Pendant ces deux jours, vous avez gardé les vêtements que vous portiez ce soir-là ?
Shamden : On n’a pas pu se changer. Prhst avait Mawda dans ses bras, on avait du sang partout sur nos vêtements, Prhst en avait aussi sur le visage mais personne n’a proposé qu’elle se nettoie. J’ai gardé les chaussures, les vêtements, la tétine. Un jour je les donnerai à quelqu’un qui montrera ce qui s’est passé cette nuit-là.
Cette colère vous ne l’exprimiez pas, il y a encore un an. Pas de cette manière.
Shamden : Si vous saviez ce que j’ai traversé, je ne suis pas sûr que d’autres auraient survécu.

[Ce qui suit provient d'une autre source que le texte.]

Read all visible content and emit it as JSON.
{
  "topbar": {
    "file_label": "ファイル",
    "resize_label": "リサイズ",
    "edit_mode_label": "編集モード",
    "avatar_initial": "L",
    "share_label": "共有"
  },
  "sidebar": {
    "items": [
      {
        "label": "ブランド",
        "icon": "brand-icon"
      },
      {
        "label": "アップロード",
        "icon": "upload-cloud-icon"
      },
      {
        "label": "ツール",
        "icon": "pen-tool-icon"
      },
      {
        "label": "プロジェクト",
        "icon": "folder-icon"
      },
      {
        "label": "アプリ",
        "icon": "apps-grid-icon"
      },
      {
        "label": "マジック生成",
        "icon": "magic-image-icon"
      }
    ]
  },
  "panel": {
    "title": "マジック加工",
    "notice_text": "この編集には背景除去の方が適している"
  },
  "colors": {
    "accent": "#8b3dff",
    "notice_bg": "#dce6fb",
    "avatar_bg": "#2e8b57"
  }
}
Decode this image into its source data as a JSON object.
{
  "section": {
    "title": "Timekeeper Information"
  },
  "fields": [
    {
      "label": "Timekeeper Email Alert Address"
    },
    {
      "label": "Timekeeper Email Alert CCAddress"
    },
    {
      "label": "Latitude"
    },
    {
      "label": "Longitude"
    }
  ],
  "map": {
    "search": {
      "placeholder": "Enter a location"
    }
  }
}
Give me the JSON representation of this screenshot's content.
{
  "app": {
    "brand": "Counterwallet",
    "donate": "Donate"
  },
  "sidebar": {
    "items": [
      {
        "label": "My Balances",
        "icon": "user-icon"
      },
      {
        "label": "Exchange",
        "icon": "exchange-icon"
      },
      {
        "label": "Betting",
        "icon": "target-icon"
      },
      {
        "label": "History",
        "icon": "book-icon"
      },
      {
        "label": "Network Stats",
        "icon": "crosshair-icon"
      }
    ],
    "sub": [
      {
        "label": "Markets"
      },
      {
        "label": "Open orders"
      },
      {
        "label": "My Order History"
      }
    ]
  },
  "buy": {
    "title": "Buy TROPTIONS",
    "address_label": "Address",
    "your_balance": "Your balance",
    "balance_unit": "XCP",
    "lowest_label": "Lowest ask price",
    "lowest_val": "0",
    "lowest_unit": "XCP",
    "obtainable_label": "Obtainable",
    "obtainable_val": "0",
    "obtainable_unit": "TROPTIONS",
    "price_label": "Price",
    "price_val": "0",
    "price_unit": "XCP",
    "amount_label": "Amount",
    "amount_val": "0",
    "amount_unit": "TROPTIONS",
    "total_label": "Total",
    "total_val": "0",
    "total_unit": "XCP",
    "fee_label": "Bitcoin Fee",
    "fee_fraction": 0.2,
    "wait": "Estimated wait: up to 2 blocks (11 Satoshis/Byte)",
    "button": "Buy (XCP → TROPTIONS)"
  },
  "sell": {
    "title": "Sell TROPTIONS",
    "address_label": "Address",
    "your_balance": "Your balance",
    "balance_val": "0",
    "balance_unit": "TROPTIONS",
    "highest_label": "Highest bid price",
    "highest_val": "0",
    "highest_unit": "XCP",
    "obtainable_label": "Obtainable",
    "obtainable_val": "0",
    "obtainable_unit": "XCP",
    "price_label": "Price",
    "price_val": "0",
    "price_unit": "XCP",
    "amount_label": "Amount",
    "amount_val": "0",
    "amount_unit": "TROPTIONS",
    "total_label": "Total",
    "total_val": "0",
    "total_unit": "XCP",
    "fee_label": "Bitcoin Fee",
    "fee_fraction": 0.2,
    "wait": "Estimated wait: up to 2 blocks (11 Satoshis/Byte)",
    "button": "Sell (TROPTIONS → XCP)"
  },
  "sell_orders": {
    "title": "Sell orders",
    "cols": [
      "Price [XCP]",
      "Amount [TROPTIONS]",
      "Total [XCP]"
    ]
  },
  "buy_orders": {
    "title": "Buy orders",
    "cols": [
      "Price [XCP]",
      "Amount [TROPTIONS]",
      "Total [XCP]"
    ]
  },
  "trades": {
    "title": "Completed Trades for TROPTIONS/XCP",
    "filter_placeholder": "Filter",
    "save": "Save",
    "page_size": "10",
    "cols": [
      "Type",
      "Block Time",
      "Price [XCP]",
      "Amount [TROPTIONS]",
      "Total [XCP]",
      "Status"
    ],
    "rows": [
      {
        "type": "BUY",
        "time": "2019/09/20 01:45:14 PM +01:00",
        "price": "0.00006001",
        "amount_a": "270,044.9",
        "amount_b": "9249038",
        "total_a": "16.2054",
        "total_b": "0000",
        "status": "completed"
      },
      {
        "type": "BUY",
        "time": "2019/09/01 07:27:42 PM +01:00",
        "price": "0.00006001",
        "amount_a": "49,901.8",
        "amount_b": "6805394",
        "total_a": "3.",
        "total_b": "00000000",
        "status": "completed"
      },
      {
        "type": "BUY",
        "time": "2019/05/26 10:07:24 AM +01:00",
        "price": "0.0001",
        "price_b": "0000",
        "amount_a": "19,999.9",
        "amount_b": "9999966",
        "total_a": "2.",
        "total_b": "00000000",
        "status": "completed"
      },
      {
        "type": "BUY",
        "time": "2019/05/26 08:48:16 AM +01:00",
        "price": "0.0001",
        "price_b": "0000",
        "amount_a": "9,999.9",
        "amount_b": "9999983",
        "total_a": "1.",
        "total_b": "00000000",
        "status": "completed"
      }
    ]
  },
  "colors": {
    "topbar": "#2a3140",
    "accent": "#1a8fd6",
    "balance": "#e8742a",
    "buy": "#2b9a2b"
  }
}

Vous avez attendu 2,5 ans que ce procès ait lieu. Comment envisagez-vous l’après ?
Shamden : Je serai soulagé qu’une décision soit prise. Les criminels auront leur sentence. Mais je continuerai à revivre cette nuit, jour après jour. C’est difficile d’oublier.
Mawda est devenue une sorte d’icône. Elle représente quelque chose pour beaucoup de gens, même au-delà de la Belgique.
Shamden : Je veux remercier les gens qui nous ont aidés. On est très reconnaissant de tout l’espoir qu’on nous a donné. Sans eux, ce dossier aurait disparu, l’affaire aurait sans doute été étouffée il y a deux ans.
Comment cela ?
Shamden : On nous a dit beaucoup de choses au début : que Mawda était tombée, que sa tête aurait été frappée contre la fenêtre, voire qu’on l’aurait nous-mêmes tuée. J’ai insisté auprès de l’avocat pour qu’une contre-autopsie soit menée.
Prhst : Quand ils sont venus vers 6h du matin, des policiers en civil ont dit que notre fille était morte dans un accident de voiture.
Shamden : On nous a aussi dit deux jours après qu’on devait quitter le pays. J’avais une petite fille morte et on nous disait qu’on devait quitter le pays.
Vous avez reçu un ordre de quitter le territoire ?
Shamden : Pas un document formel. C’est quelque chose qu’on nous a dit.
Pendant des mois vous n’avez pas eu de titre de séjour. Quelle est votre situation désormais ?
Shamden : Après 9 mois, on a reçu un permis humanitaire pour un an, qui a été renouvelé. Il expirera le 25 février, on verra s’ils prolongent notre droit de séjour. Mais on s’est finalement installé, on espère qu’on pourra construire notre futur ici. Malgré tous les problèmes, la période difficile, je n’ai pas arrêté d’apprendre la langue. Je suis une formation pour devenir coiffeur. J’espère qu’on nous donnera la possibilité d’avoir un avenir.